Aussi l’abbé M. Ngindu a-t-il parfaitement raison
de dire que « (…) l’E.J.C.S.K. ne peut prétendre
épuiser la réalité du phénomène
Kimbanguiste (…) ». En effet, l’Eglise du
Christ sur la terre par le prophète Simon Kimbangu,
instituée après la disparition de ce dernier,
est, en fait, une version déviationniste, édulcorée
de son projet originel et de sa pensée religieuse et
est, surtout, le résultat des tractations entre les
fonctionnaires coloniaux, affidés des missionnaires
catholiques, et les continuateurs de ce prophète dans
leur quête d’une reconnaissance officielle de
la part de l’Etat colonial. C’est pourquoi on
peut oser penser que, de son vivant, Kimbangu ne serait pas
devenu « kimbanguiste », c’est-à-dire
un adepte de l’E.J.C.S.K. Si la vision du prophète
avait été respectée, cette Eglise aurait
été dénommée simplement «
Eglise kimbanguiste », ce qualificatif ayant alors l’acception
de relatif à Kimbangu et non à Jésus-Christ.

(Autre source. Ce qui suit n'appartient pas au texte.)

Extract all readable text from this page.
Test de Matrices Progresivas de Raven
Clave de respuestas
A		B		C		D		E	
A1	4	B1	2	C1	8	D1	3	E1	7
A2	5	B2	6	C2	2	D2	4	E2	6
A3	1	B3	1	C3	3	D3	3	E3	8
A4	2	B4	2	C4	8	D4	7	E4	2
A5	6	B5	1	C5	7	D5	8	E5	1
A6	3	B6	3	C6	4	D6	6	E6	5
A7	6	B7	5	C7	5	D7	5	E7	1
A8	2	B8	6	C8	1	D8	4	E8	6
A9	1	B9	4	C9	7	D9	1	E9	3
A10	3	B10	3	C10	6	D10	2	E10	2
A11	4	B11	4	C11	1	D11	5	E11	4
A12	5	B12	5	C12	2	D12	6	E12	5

Cependant, malgré son engagement politique et son désaccord
avec le christianisme colonial, compte tenu de sa fidélité
à la Bible et de son attitude envers les croyances
locales, Simon Kimbangu n’est pas un prophète
nigritien. L’E.J.C.S.K. n’est pas davantage un
« symbole de l’africanité ». M. Sinda
se fait l’interprète des observateurs qui ont
pu s’étonner et qui s’étonnent encore
que l’Eglise noire congolaise n’eut point, dans
son désir de retour à une sorte de négritude,
cherché dans le vieux fond religieux Bakongo, sinon
une doctrine religieuse, du moins des points d’appui
rituels ou liturgiques.
Le même auteur note que l’évolution de
l’E.J.C.S.K. se fait dans le sens de l’occidentalisation,
de l’acculturation, de son inféodation au protestantisme
international et conclut que cette Eglise est blanche. J.M.

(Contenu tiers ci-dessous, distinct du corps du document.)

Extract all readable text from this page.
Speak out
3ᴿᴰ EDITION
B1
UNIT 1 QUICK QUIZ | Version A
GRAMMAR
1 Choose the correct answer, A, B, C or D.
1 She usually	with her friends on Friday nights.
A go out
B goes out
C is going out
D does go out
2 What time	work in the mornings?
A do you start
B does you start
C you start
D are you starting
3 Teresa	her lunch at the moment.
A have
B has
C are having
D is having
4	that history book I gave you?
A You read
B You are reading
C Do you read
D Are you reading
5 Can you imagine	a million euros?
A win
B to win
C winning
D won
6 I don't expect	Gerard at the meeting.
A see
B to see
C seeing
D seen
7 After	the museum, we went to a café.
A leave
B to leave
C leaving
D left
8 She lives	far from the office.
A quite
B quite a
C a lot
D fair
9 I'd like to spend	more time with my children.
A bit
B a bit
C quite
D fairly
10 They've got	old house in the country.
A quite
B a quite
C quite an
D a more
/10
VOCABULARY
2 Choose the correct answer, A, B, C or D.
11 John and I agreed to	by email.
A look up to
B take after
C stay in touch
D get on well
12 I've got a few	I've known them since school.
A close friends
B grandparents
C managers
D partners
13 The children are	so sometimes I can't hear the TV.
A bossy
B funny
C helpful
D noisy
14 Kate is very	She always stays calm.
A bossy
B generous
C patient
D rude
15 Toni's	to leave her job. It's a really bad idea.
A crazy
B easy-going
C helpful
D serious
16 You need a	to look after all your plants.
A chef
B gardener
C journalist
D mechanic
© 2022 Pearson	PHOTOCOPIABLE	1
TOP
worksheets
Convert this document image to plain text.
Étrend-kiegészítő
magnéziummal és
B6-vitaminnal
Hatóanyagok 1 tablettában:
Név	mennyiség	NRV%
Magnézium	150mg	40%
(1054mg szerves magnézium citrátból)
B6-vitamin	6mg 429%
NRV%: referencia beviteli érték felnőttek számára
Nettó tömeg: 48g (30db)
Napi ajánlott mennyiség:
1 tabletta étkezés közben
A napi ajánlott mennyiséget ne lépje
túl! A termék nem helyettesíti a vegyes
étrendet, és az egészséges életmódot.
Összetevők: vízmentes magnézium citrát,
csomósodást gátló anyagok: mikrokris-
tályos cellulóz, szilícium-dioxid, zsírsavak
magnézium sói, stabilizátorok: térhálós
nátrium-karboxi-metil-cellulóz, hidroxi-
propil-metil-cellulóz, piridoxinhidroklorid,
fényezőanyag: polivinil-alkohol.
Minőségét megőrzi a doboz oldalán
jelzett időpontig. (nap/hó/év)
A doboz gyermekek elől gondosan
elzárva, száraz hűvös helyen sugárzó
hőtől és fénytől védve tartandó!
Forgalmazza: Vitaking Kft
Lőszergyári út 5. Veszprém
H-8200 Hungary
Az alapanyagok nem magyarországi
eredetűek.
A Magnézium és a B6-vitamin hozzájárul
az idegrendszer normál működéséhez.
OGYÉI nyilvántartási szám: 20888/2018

Ela dénonce « (…) l’arrêt de
l’élan prophétique des mouvements messianiques
dans les nouvelles hiérarchies en place qui, en dérivant
leur combat vers l’imaginaire, se laissent récupérer
par les régimes les plus réactionnaires, à
moins qu’elles ne se mettent directement à leur
service, tel le kimbanguisme ». En effet, à la
différence du nigritisme duquel nous avons dit qu’il
ne peut qu’être engagé, le kimbanguisme
est devenu programatiquement une Eglise dont la doctrine est
purement de type évangélique, soi-disant apolitique.

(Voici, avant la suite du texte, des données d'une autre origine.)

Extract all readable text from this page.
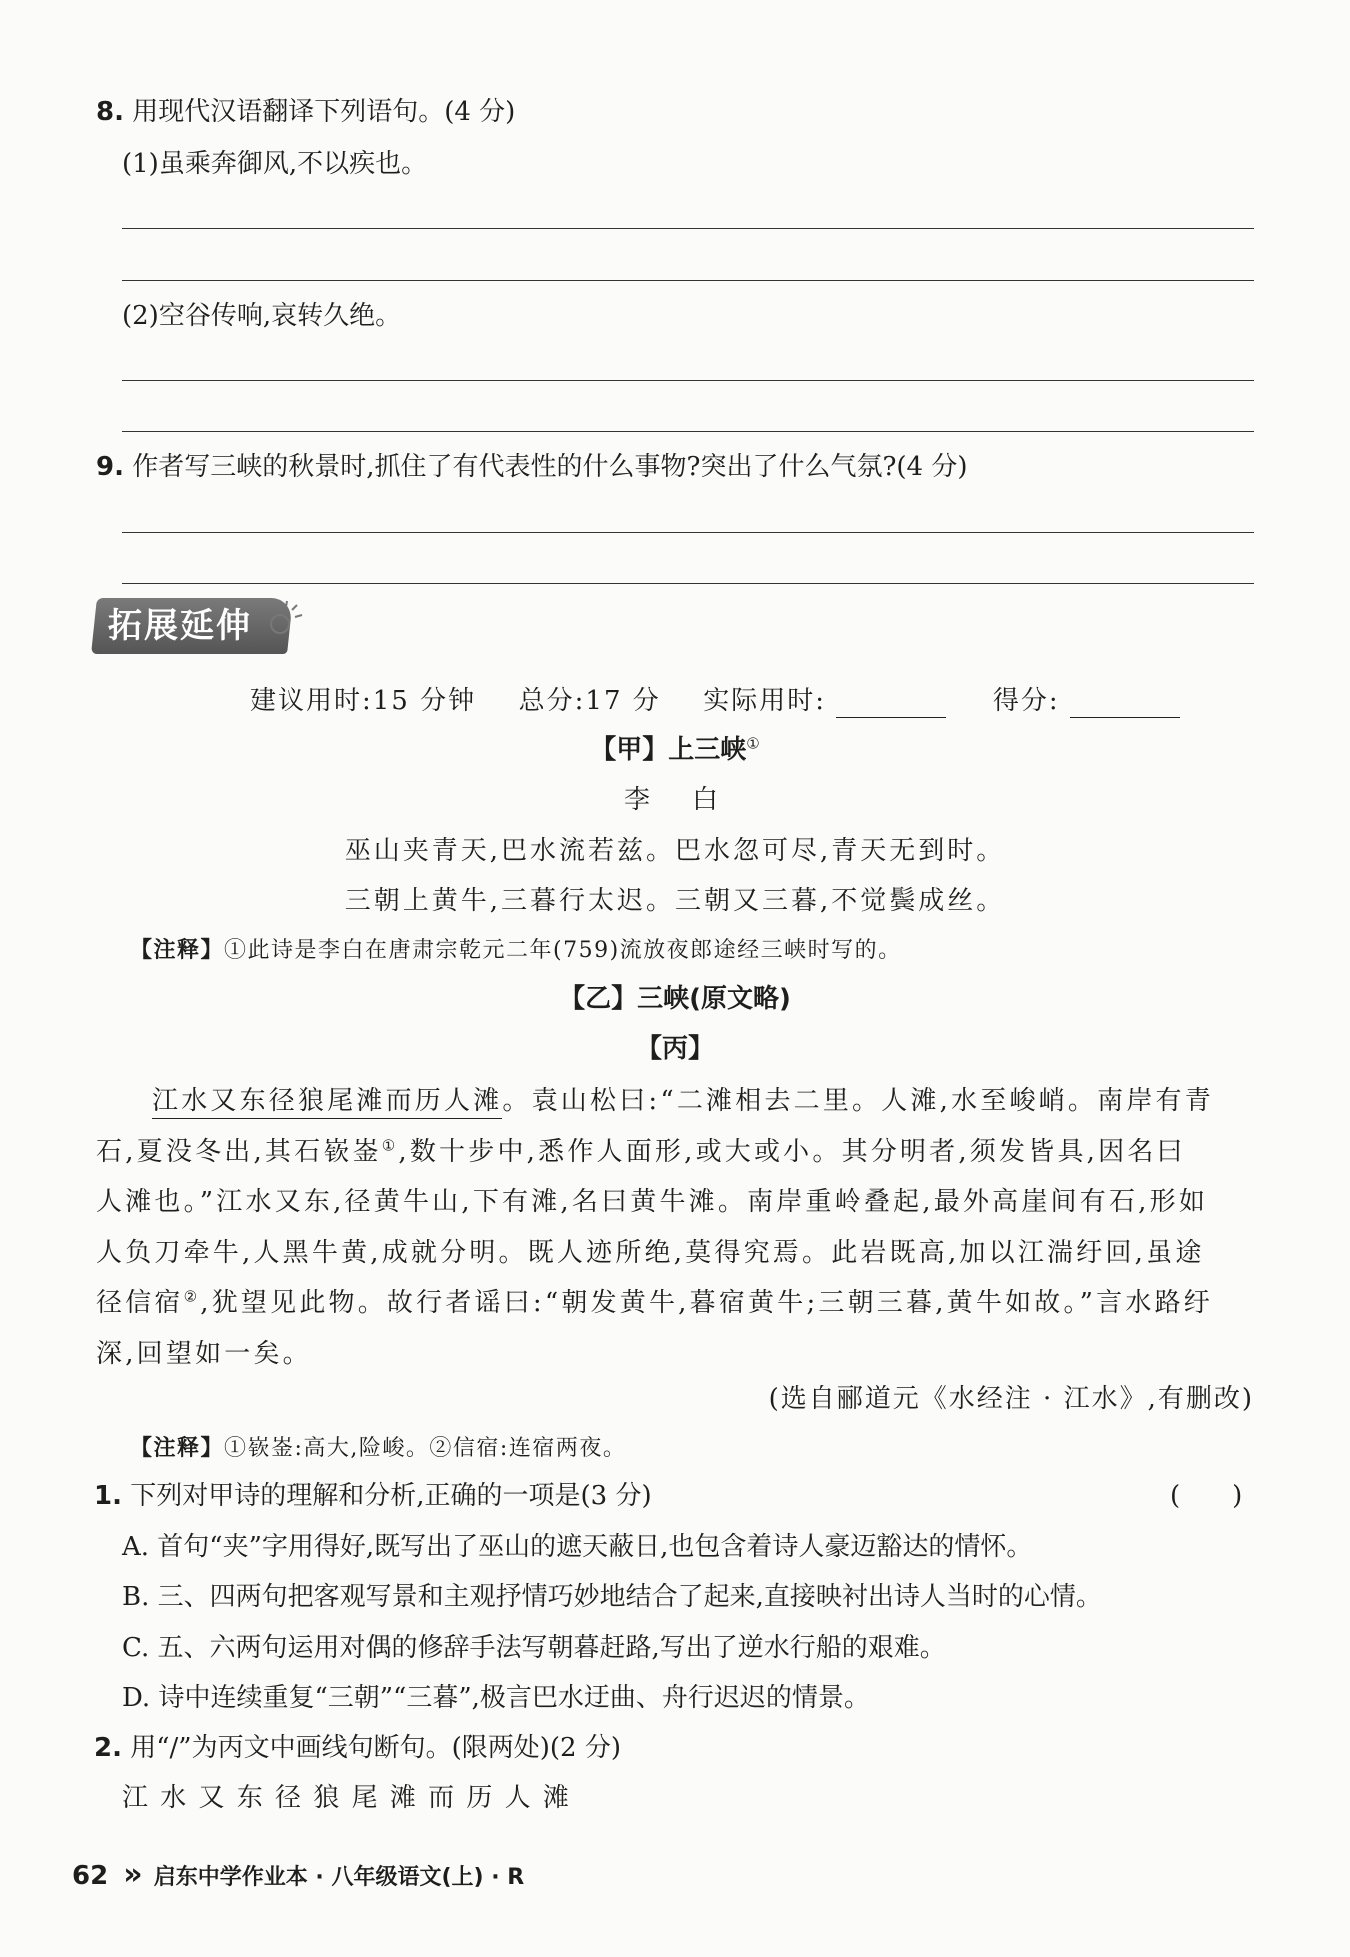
8. 用现代汉语翻译下列语句。(4 分)
(1)虽乘奔御风,不以疾也。
(2)空谷传响,哀转久绝。
9. 作者写三峡的秋景时,抓住了有代表性的什么事物?突出了什么气氛?(4 分)
拓展延伸
建议用时:15 分钟 总分:17 分 实际用时:	得分:
【甲】上三峡①
李　白
巫山夹青天,巴水流若兹。巴水忽可尽,青天无到时。
三朝上黄牛,三暮行太迟。三朝又三暮,不觉鬓成丝。
【注释】①此诗是李白在唐肃宗乾元二年(759)流放夜郎途经三峡时写的。
【乙】三峡(原文略)
【丙】
江水又东径狼尾滩而历人滩。袁山松曰:“二滩相去二里。人滩,水至峻峭。南岸有青
石,夏没冬出,其石嵚崟①,数十步中,悉作人面形,或大或小。其分明者,须发皆具,因名曰
人滩也。”江水又东,径黄牛山,下有滩,名曰黄牛滩。南岸重岭叠起,最外高崖间有石,形如
人负刀牵牛,人黑牛黄,成就分明。既人迹所绝,莫得究焉。此岩既高,加以江湍纡回,虽途
径信宿②,犹望见此物。故行者谣曰:“朝发黄牛,暮宿黄牛;三朝三暮,黄牛如故。”言水路纡
深,回望如一矣。
(选自郦道元《水经注 · 江水》,有删改)
【注释】①嵚崟:高大,险峻。②信宿:连宿两夜。
1. 下列对甲诗的理解和分析,正确的一项是(3 分)	(　　)
A. 首句“夹”字用得好,既写出了巫山的遮天蔽日,也包含着诗人豪迈豁达的情怀。
B. 三、四两句把客观写景和主观抒情巧妙地结合了起来,直接映衬出诗人当时的心情。
C. 五、六两句运用对偶的修辞手法写朝暮赶路,写出了逆水行船的艰难。
D. 诗中连续重复“三朝”“三暮”,极言巴水迂曲、舟行迟迟的情景。
2. 用“/”为丙文中画线句断句。(限两处)(2 分)
江 水 又 东 径 狼 尾 滩 而 历 人 滩
62 » 启东中学作业本 · 八年级语文(上) · R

Son ravalement au rang d’une Eglise chrétienne
protestante constitue de facto une déprophétisation
de son fondateur.
En effet, les fondateurs des autres branches protestantes
(Calvin, Luther…) ne sont pas ou ne se disent pas des
prophètes et n’ont pas, à l’instar
du Congolais, une prétention messianique. Ce sont des
dissidents, des schismatiques. Simon Kimbangu n’a pas
fait un schisme : il a dit avoir reçu une mission typique
directement de Dieu. En outre, le christianisme étant
une religion révélée par Jésus-Christ
en personne, Fils de Dieu selon la croyance chrétienne,
n’est-ce pas une aberration qu’il y ait un post-prophète
pour en quelque sorte révéler de nouveau ce
qui se présente aujourd’hui comme une sous-branche
de cette même religion ?
Ensuite, reconnaître Simon Kimbangu comme un prophète,
n’est-ce pas rendre contingente l’œuvre de
Jésus-Christ, Fils de Dieu ? Toutes ces incohérences
ne se résolvent que si l’on considère
que l’initiative de Simon Kimbangu visait l’érection
d’une œuvre religieuse autonome, ne relevant pas
de Jésus-Christ ? En négligeant ces considérations,
l’E.J.C.S.K. a trahi Simon Kimbangu.